La consideración permanente de esta realidad me parece esencial para no invertir las polaridades, dando a la política económica de cada determinado momento el carácter relativo que tiene, sin pretender absolutizar ninguna de las posibles formulaciones que en un momento dado tuviera, porque ello no solamente vulneraría el rango moral de las inquietudes públicas sino que, a la larga, terminaría por volverse contra su propia eficacia.

Un europeísmo adecuadamente concebido descansa en creer que ese fin último es fundamental, y que la unión de los países europeos es el mejor camino para conseguirlo, desde el convencimiento de que, dada la actual evolución y complejidad del mundo actual, ningún país europeo por sí solo puede lograrlo.

Y ello requiere, a mi juicio, abandonar los nacionalismos de Estado, cuyo origen es de otro siglo y cuya filosofía tuvo en otro tiempo unas virtualidades de modernidad de las que ahora carece, constituyendo un paso indispensable para abrirse, no a nuevos nacionalismos de mas amplia extensión, sino a otra forma de gobernabilidad políticamente superior que esté más acorde con la altura de los tiempos y responda a sus retos.

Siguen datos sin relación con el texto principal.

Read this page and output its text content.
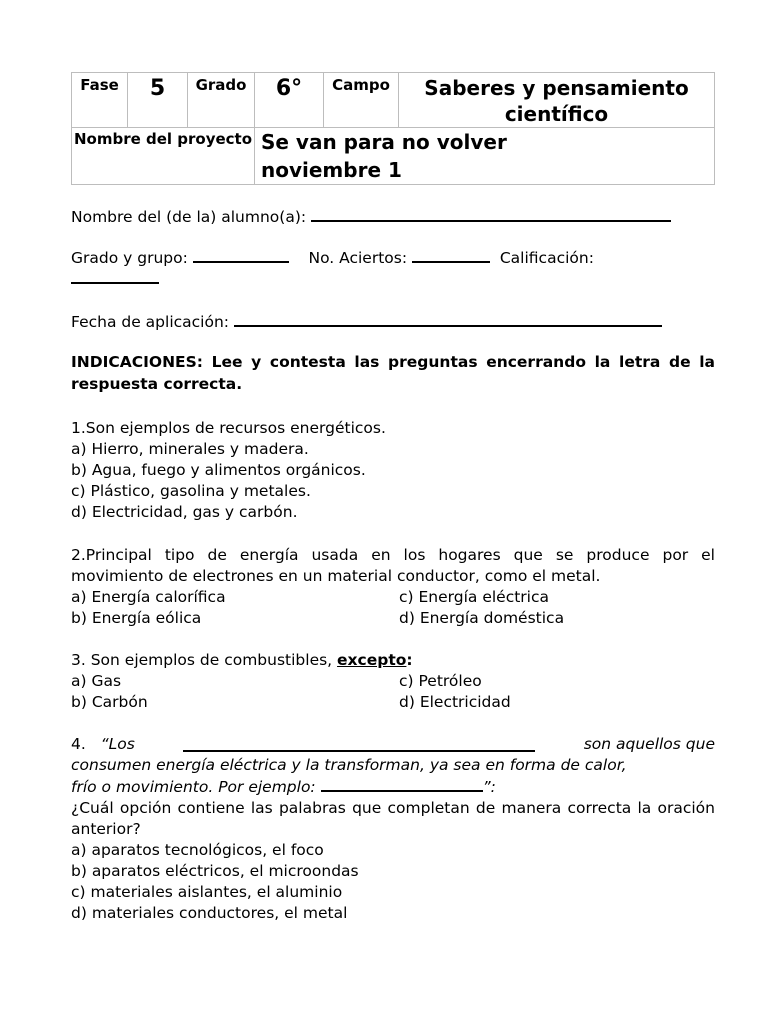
Fase	5	Grado	6°	Campo	Saberes y pensamiento científico
Nombre del proyecto			Se van para no volver
noviembre 1		
Nombre del (de la) alumno(a):
Grado y grupo:	No. Aciertos:	Calificación:
Fecha de aplicación:
INDICACIONES: Lee y contesta las preguntas encerrando la letra de la respuesta correcta.
1.Son ejemplos de recursos energéticos.
a) Hierro, minerales y madera.
b) Agua, fuego y alimentos orgánicos.
c) Plástico, gasolina y metales.
d) Electricidad, gas y carbón.
2.Principal tipo de energía usada en los hogares que se produce por el movimiento de electrones en un material conductor, como el metal.
a) Energía calorífica	c) Energía eléctrica
b) Energía eólica	d) Energía doméstica
3. Son ejemplos de combustibles, excepto:
a) Gas	c) Petróleo
b) Carbón	d) Electricidad
4. “Los	son aquellos que
consumen energía eléctrica y la transforman, ya sea en forma de calor,
frío o movimiento. Por ejemplo:	”:
¿Cuál opción contiene las palabras que completan de manera correcta la oración anterior?
a) aparatos tecnológicos, el foco
b) aparatos eléctricos, el microondas
c) materiales aislantes, el aluminio
d) materiales conductores, el metal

Sería nefasta la pretensión de abogar por el abandono de los nacionalismos de Estado para desembocar en un nacionalismo europeo, que conceptualmente no sería más que lo mismo pero elevado de escala territorial. La Unión Europea no tiene, o no debe tener, esa pretensión, sino el afán de abordar una novedad histórica, inédita hasta ahora en el desarrollo de los pueblos.

El europeísmo por el que abogo en estas líneas debe ser también motivo de ilusión colectiva, porque sin ilusión nada se consigue nunca ni en la vida personal ni en la social.

Pero un europeísmo así concebido, como sucede con todos los sentimientos elevados, no es algo que surja de manera espontánea, sino fruto que requiere cultivo, cuidado, preocupación constante y esfuerzo por consolidarlo y acrecentarlo. Y ese afán de cultivo, esa pedagogía social que es imprescindible, ha faltado y sigue faltando en todas las acciones de gobierno de los distintos Estados europeos. Entre todas las políticas nacionales de dichos Estados no hay ninguna que responda a esa preocupación. Y si ello es necesario en todo momento, lo es todavía más en una campaña electoral, que es siempre la antesala del juicio de los ciudadanos. Por eso, y por desgracia, no resulta sorprendente que los sentimientos contrarios a la Unión Europea hayan aflorado con virulencia en muchos ángulos de la geografía europea y la pulsión europeísta haya brillado por su ausencia.

Ojalá esta desazón que las elecciones pasadas han propiciado sirva para reflexionar sobre estas y otras muchas cuestiones semejantes y mueva a los gobiernos a rectificar tantos yerros pasados.